Carlos Rennó: a palavra que canta, protesta e preserva

Carlos Rennó chega aos 70 anos como uma das inteligências mais singulares da canção brasileira. Chamá-lo apenas de letrista reduz o alcance de uma obra construída entre poesia, música, crítica social, pesquisa e consciência ambiental. Rennó escreve dentro da melodia, mas também contra o silêncio. Suas palavras procuram beleza sem abandonar o conflito de seu tempo.
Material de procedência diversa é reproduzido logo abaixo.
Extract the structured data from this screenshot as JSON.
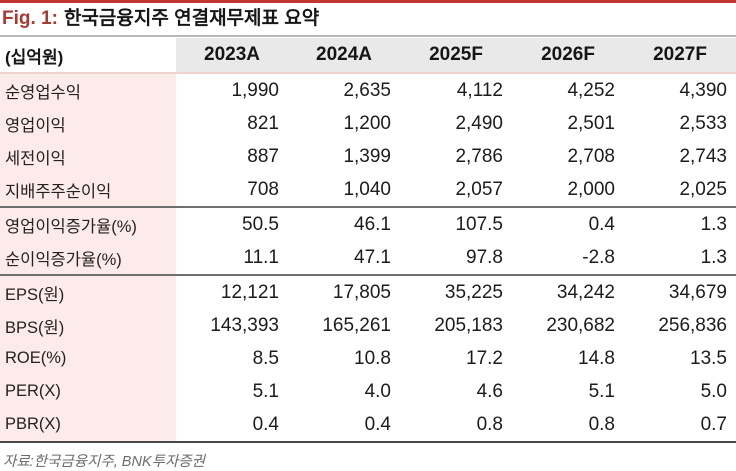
{
  "figure": {
    "label": "Fig. 1:",
    "title": "한국금융지주 연결재무제표 요약",
    "source": "자료:한국금융지주, BNK투자증권"
  },
  "table": {
    "unit_label": "(십억원)",
    "columns": [
      "2023A",
      "2024A",
      "2025F",
      "2026F",
      "2027F"
    ],
    "sections": [
      {
        "rows": [
          {
            "label": "순영업수익",
            "values": [
              "1,990",
              "2,635",
              "4,112",
              "4,252",
              "4,390"
            ]
          },
          {
            "label": "영업이익",
            "values": [
              "821",
              "1,200",
              "2,490",
              "2,501",
              "2,533"
            ]
          },
          {
            "label": "세전이익",
            "values": [
              "887",
              "1,399",
              "2,786",
              "2,708",
              "2,743"
            ]
          },
          {
            "label": "지배주주순이익",
            "values": [
              "708",
              "1,040",
              "2,057",
              "2,000",
              "2,025"
            ]
          }
        ]
      },
      {
        "rows": [
          {
            "label": "영업이익증가율(%)",
            "values": [
              "50.5",
              "46.1",
              "107.5",
              "0.4",
              "1.3"
            ]
          },
          {
            "label": "순이익증가율(%)",
            "values": [
              "11.1",
              "47.1",
              "97.8",
              "-2.8",
              "1.3"
            ]
          }
        ]
      },
      {
        "rows": [
          {
            "label": "EPS(원)",
            "values": [
              "12,121",
              "17,805",
              "35,225",
              "34,242",
              "34,679"
            ]
          },
          {
            "label": "BPS(원)",
            "values": [
              "143,393",
              "165,261",
              "205,183",
              "230,682",
              "256,836"
            ]
          },
          {
            "label": "ROE(%)",
            "values": [
              "8.5",
              "10.8",
              "17.2",
              "14.8",
              "13.5"
            ]
          },
          {
            "label": "PER(X)",
            "values": [
              "5.1",
              "4.0",
              "4.6",
              "5.1",
              "5.0"
            ]
          },
          {
            "label": "PBR(X)",
            "values": [
              "0.4",
              "0.4",
              "0.8",
              "0.8",
              "0.7"
            ]
          }
        ]
      }
    ]
  },
  "colors": {
    "accent_red": "#c2362f",
    "title_red": "#a93a32",
    "title_rule_gray": "#b9b9b9",
    "header_bg": "#e9e9e9",
    "header_rule_pink": "#f0d2ce",
    "label_bg": "#fcebe8",
    "section_rule": "#6f6f6f",
    "bottom_rule": "#474747",
    "source_gray": "#6c6c6c"
  }
}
Desde os primeiros trabalhos com Tetê Espíndola, a natureza aparece não como cenário decorativo, mas como presença viva. Canções como “Na Chapada”, “Visão da Terra”, “Nós” e “Cururu” revelam uma escrita ligada à paisagem, aos animais, às águas e às formas brasileiras de pertencimento. A aproximação artística entre Rennó e Tetê nasceu também desse interesse comum pelas questões ecológicas. 
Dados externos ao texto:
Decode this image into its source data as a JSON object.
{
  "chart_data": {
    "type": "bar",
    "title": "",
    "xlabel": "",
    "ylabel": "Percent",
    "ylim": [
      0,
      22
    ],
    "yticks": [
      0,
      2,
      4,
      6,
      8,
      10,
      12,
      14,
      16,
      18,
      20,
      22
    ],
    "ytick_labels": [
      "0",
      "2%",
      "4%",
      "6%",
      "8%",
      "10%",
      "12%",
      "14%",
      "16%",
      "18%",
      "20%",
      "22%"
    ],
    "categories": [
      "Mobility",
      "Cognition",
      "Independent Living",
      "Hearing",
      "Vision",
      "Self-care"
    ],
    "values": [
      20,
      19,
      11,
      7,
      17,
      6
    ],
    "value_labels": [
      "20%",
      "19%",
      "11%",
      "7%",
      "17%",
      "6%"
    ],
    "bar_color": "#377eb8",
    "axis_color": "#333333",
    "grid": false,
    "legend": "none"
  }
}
Em “Escrito nas Estrelas”, parceria com Arnaldo Black consagrada na voz de Tetê Espíndola, o universo torna-se linguagem amorosa. Céu, destino e desejo encontram-se numa canção que venceu o Festival dos Festivais de 1985 e atravessou gerações. O êxito popular não eliminou sua delicadeza poética. Pelo contrário: provou que elaboração e comunicação podem ocupar o mesmo verso. 

O compromisso ambiental adquire força política em “Reis do Agronegócio”, interpretada por Chico César. A canção confronta a concentração de terras, o uso de venenos, a devastação e a conversão da vida em mercadoria. Rennó não idealiza a paisagem brasileira: mostra a disputa travada sobre ela. A floresta, o alimento e o campo deixam de ser abstrações e passam a representar escolhas econômicas, humanas e morais. 

Essa dimensão crítica nunca transforma sua escrita em palavra de ordem previsível. O trabalho de Rennó nasce do domínio do idioma. Ele explora rimas internas, repetições, aliterações, duplos sentidos e deslocamentos sonoros. Cada sílaba precisa responder à música e, ao mesmo tempo, conservar pensamento próprio. O verso canta antes mesmo de receber a voz.

Sua produção também alcança a passagem do tempo. Em “Lema”, gravada por Ney Matogrosso, envelhecer não aparece como perda, mas como renovação, permanência do desejo e capacidade de maravilhamento diante do mar, do céu e da vida. A canção adquire peso especial aos 70 anos do autor: não como despedida, mas como afirmação de continuidade. 

Rennó dedicou-se ainda às versões, à organização de livros e ao estudo de compositores fundamentais. Em cada frente, percebe-se o mesmo respeito pela palavra. Ele não trata a canção como objeto passageiro. Reconhece nela um arquivo sentimental e político do país.

Celebrar Carlos Rennó significa reverenciar um homem que fez da língua portuguesa sua forma de cuidado. Cuidado com a música, com a memória, com a natureza e com o Brasil. Sua obra recorda que destruir uma floresta e empobrecer uma palavra partem do mesmo gesto: a incapacidade de reconhecer valor naquilo que levou tempo para nascer.

Aos 70 anos, Carlos Rennó permanece como árvore de raízes profundas e copa aberta. Seus versos oferecem sombra, inquietação e horizonte. E o país, tantas vezes descuidado de seus melhores criadores, deve pronunciar seu nome com gratidão.